原因は、いろいろいわれていますが、子宮や周りの組織を支えている組織の力が弱くなってくるためといわれており、ほとんどのひとが分娩(膣からの普通分娩)の経験者であり、どちらかというと重いものを持ったりする仕事が多いひとがなりやすいのではないかといわれています。若いひとにはかなりめずらしく、比較的高齢の方に多い病気です。ただし、珍しいものでもなく、程度の差はありますが女性の10数人に一人が罹患するものともいわれています。
子宮のすぐ前には膀胱があり、後ろには直腸があるため、子宮だけが下がってくるよりは他のものもいっしょに下がってくることがよくみられます。
命にかかわるような状態ではありませんが、一番つらいのは、「何かでているカンジ」という不快感です。
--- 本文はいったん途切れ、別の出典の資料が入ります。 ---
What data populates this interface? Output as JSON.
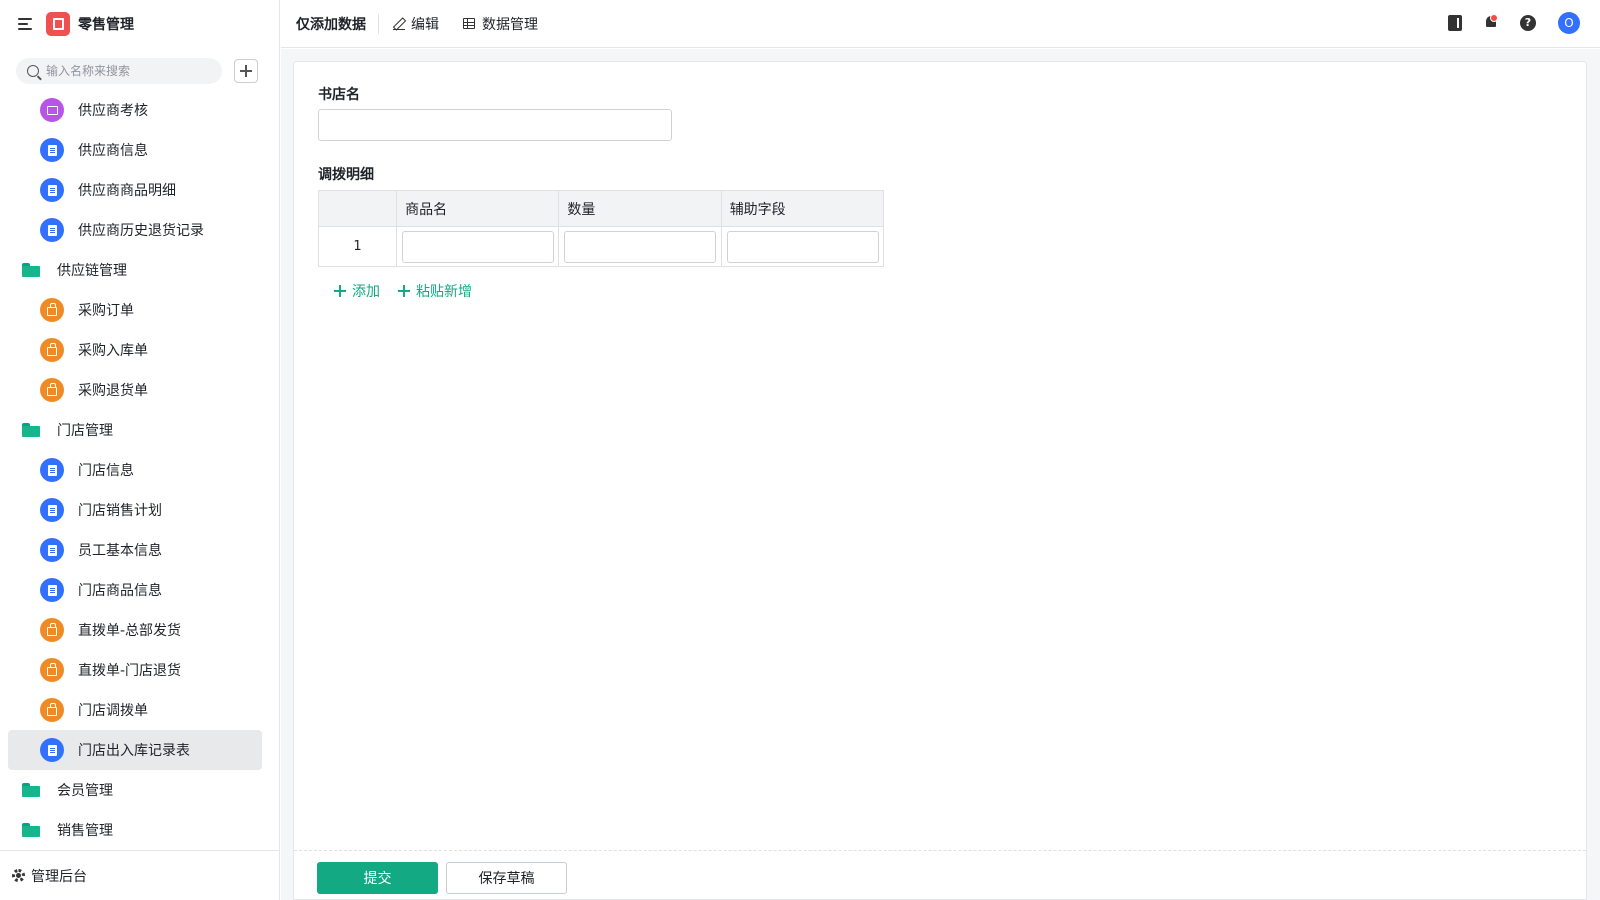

またこのため不正出血や、便秘、頻尿などの症状もよくみられます。
そのため、その「不快感」の程度によって治療が必要となってくるときがあります。(程度がひどくなければ様子観察のみで問題ありません。)
また、腹圧をできるだけかけないようにしたほうが、進行の度合いが少ないといわれています。(=重いものをもったりするのをできるだけ避ける、腹筋をつかいすぎない)
外来で簡単に行える治療にペッサリーという、輪のようなものを膣に挿入して子宮や膣粘膜を上のほうに持ち上げてやる方法がありますが、これは異物を長時間膣にいれておくため、場合によっては膣粘膜が傷がついたり感染をおこしたりします。(=色のついたおりものがでる、など)
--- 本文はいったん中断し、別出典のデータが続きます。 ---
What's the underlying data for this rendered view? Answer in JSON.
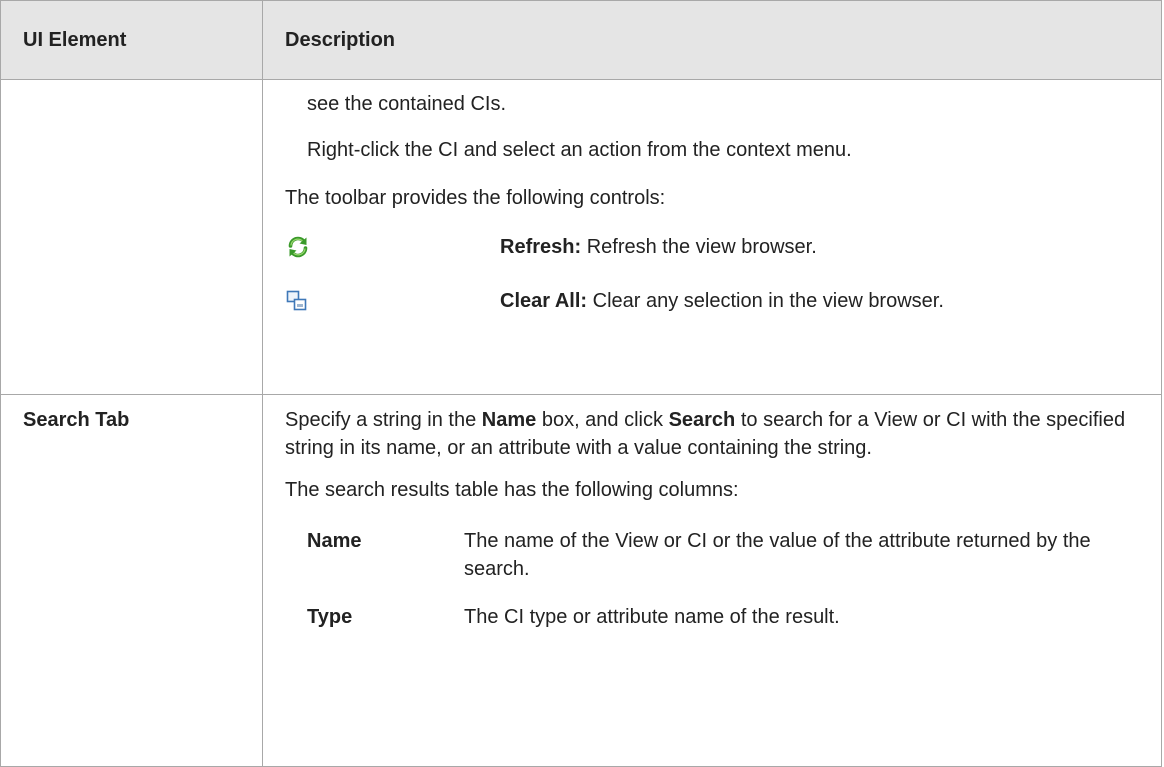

なのであまり長期にわたる治療法としては難しいときもあります。しかし外来でその場で手軽にできる治療であり、あう方には装着直後から不快感が消失しうそのように楽な生活をおくれるときもあります。(サイズがいろいろあるので、はじめは医師による測定が必要です)
また慣れればご自分で脱・装着ができます。
あとの治療法としては、手術(おなかを切る方法ではなく、膣からの手術です)があります。
治療法に関しては、それぞれのひとの自覚症状や生活への支障の度合い、年齢、環境などによって方法を決めていくこととなります。